Preto & Branco

Sobre os 40 Anos da SADC

A Comunidade de Desenvolvimento da África Austral completou a 17 deste mês 40 anos de existência. Fundada a 1 de Abril de 1980 por oito Estados da região como Conferência Coordenadora de Desenvolvimento da África Austral (SADCC), tinha como objectivo fundamental a coordenação económica entre os estados-membro com vista a acabar/reduzir a sua dependência económica em relação à África do Sul do apartheid. Neste contexto, cada estado-membro tinha um portfólio específico, cabendo a Moçambique o de transportes e comunicações.

A organização passou por diversas fases e a sua importância e relevância foi sempre determinado pelos contextos específicos em cada momento.
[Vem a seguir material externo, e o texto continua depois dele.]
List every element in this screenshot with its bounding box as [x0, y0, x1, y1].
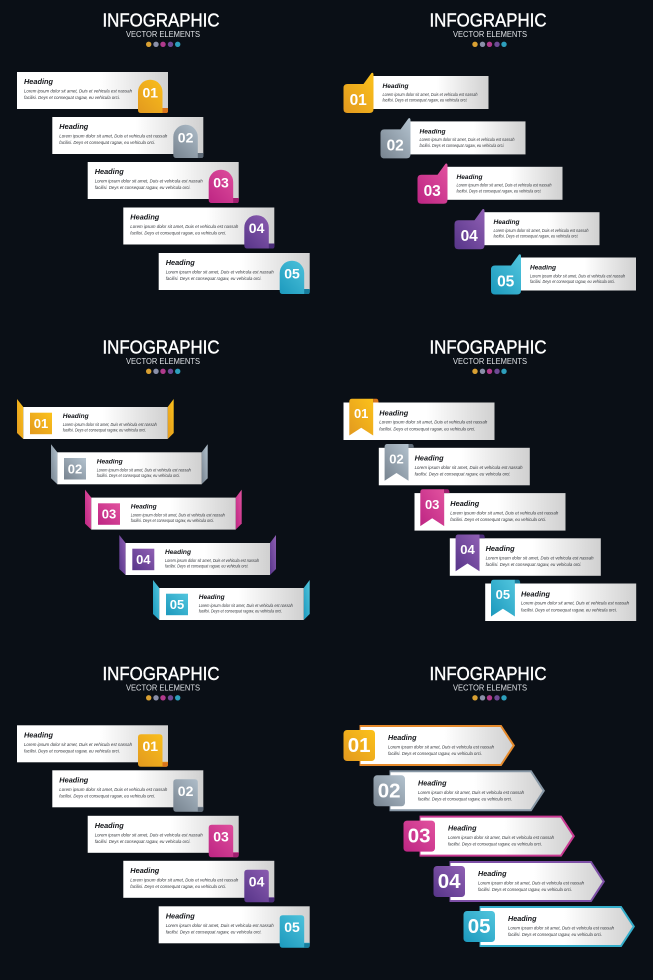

Se na década de 1980 o principal alvo da actuação era a luta contra a dependência económica da África do Sul, a partir da década de 1990 em diante esse objectivo alterou-se radicalmente pois, já não fazia sentido e a própria África do Sul era agora parte integrante da organização e o maior motor económico.

Foi, se calhar, na década de 1980 que a organização teve um papel mais determinante de ponto de vista de frente comum, influenciando e assumindo um papel determinante para as independências do Zimbabwe em 1980, da Namíbia em 1990 e da ‘nova’ independência da África do Sul em 1994. A partilha duma visão comum, a articulação política dos estados, a coesão, estabelecimento de princípios comuns, o espírito e sentido de camaradagem foi instrumental para o alcance desse desiderato. Foi um período em que os egos e egoísmos nacionais não ofuscaram os seus objectivos.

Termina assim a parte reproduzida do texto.